Some airlines in the United States are reducing flights to Cuba, with Silver Airways planning to trim its flight schedule to the Spanish-speaking Caribbean country early in the New Year.
Travel Weekly said on Wednesday that Silver Airways has become the second US airline to reduce the frequency of flights to Cuba.
Between January and February, Silver Airways — which flies out of Fort Lauderdale-Hollywood International Airport (FLL) in Florida — plans to reduce the number of flights on six of its nine destinations to Cuba, according to the Miami Herald.
The frequency of flights from FLL to Camagüey, Cuba will be reduced from five weekly trips to three; to Cayo Coco, Cuba from three weekly flights to two; to Holguín, to three per week instead of one daily flight; to Manzanillo, from three weekly flights to two; and to Varadero, Silver will trim its four weekly flights to three.
Flights to Santiago, Cuba will also be reduced in February from one daily flight to three per week, the Herald said.
“As with all of our network and all airlines, seasonal schedule adjustments are common to best match demand,” said Silver Airways in a statement. “We are pleased with bookings thus far particularly given that many major online travel agents have yet to begin selling US carrier flights to Cuba.
“As code share connections and other distribution channels begin to open to Cuba, we will reassess individual route frequencies at that time,” the statement added.
Silver Airways, which does not offer flights to Havana, Cuba began regular flights to the island in September.
The Silver Airways flights reduction follows American Airlines (AA), which announced in November that it would cut nearly a quarter of its flights to Cuba early next year due to poor demand.
American Airlines, the US carrier with most flights to Cuba, had scheduled five daily flights to Havana and 56 weekly flights to other Cuban cities. But just over a month into operation, many of the flights were going half empty
The report states that after 55 years, American Airlines started scheduled commercial service between Miami and Cuban cities of Cienfuegos and Holguín.
“Some speculation followed AA’s decision to cut back on its Cuba schedule just days before the presidential election,” it said, stating that US President-elect Donald Trump promised during his campaign to overturn President Obama’s policies of rapprochement towards Cuba.
In February, Cuba and the US re-established commercial air service between the two countries for the first time in more than five decades, said the Herald, adding that the agreement, which excluded charter flights already operating from the US to the Caribbean island, allowed up to 110 daily flights.
In August, JetBlue Flight 387 from Fort Lauderdale to Santa Clara, Cuba became the first commercial flight from the US to Cuba since 1961. On that day, eight US airlines received authorisation from the US Department of Transportation (DOT) to fly between 10 US cities and Havana.

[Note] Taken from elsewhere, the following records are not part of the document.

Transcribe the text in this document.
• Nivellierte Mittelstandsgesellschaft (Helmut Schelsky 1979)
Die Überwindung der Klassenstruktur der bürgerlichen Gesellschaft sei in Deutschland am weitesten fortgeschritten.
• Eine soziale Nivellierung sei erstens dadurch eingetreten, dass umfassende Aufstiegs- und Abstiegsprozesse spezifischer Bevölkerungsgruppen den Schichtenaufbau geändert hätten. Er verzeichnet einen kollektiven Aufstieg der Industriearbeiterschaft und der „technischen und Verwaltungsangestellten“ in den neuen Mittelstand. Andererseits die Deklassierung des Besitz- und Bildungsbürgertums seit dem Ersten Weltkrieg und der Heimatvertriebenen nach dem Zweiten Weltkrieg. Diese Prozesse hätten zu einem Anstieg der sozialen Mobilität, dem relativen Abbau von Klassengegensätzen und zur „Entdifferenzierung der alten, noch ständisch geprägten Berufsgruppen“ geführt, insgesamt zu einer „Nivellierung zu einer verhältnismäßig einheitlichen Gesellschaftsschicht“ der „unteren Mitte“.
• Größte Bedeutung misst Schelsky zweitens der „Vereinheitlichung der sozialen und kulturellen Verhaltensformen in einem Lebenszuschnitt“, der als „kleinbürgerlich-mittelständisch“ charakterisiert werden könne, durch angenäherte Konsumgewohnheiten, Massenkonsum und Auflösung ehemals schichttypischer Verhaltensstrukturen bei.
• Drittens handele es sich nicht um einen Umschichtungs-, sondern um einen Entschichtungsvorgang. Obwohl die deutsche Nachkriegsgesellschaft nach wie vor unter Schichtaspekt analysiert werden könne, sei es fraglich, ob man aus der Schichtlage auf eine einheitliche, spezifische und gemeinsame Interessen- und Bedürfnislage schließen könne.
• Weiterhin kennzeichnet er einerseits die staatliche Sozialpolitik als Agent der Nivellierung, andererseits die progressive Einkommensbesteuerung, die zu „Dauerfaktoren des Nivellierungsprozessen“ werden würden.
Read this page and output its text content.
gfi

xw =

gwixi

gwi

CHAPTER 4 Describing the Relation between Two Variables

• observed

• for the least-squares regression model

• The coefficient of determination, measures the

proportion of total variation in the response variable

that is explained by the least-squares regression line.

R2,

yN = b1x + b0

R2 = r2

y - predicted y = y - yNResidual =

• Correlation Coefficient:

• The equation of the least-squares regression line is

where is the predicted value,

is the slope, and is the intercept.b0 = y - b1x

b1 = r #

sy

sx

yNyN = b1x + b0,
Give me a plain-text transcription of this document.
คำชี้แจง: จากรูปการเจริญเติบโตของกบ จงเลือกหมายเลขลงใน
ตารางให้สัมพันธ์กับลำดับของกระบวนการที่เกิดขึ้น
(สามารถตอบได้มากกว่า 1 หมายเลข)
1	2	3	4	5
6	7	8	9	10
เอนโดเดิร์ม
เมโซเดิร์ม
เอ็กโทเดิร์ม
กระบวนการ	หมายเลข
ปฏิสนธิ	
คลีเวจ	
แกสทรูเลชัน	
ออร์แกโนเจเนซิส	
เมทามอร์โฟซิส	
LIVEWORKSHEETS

With the new options, several airlines substantially reduced their ticket prices to Cuba, with JetBlue and Southwest offering rates under US$60. However, Americans still must abide by some restrictions. Going just as a tourist, for example, remains prohibited by the US embargo on Cuba.
Passengers living in the US, who are not Cuban, must first obtain a visa under one of 12 categories established by the US Department of Treasury.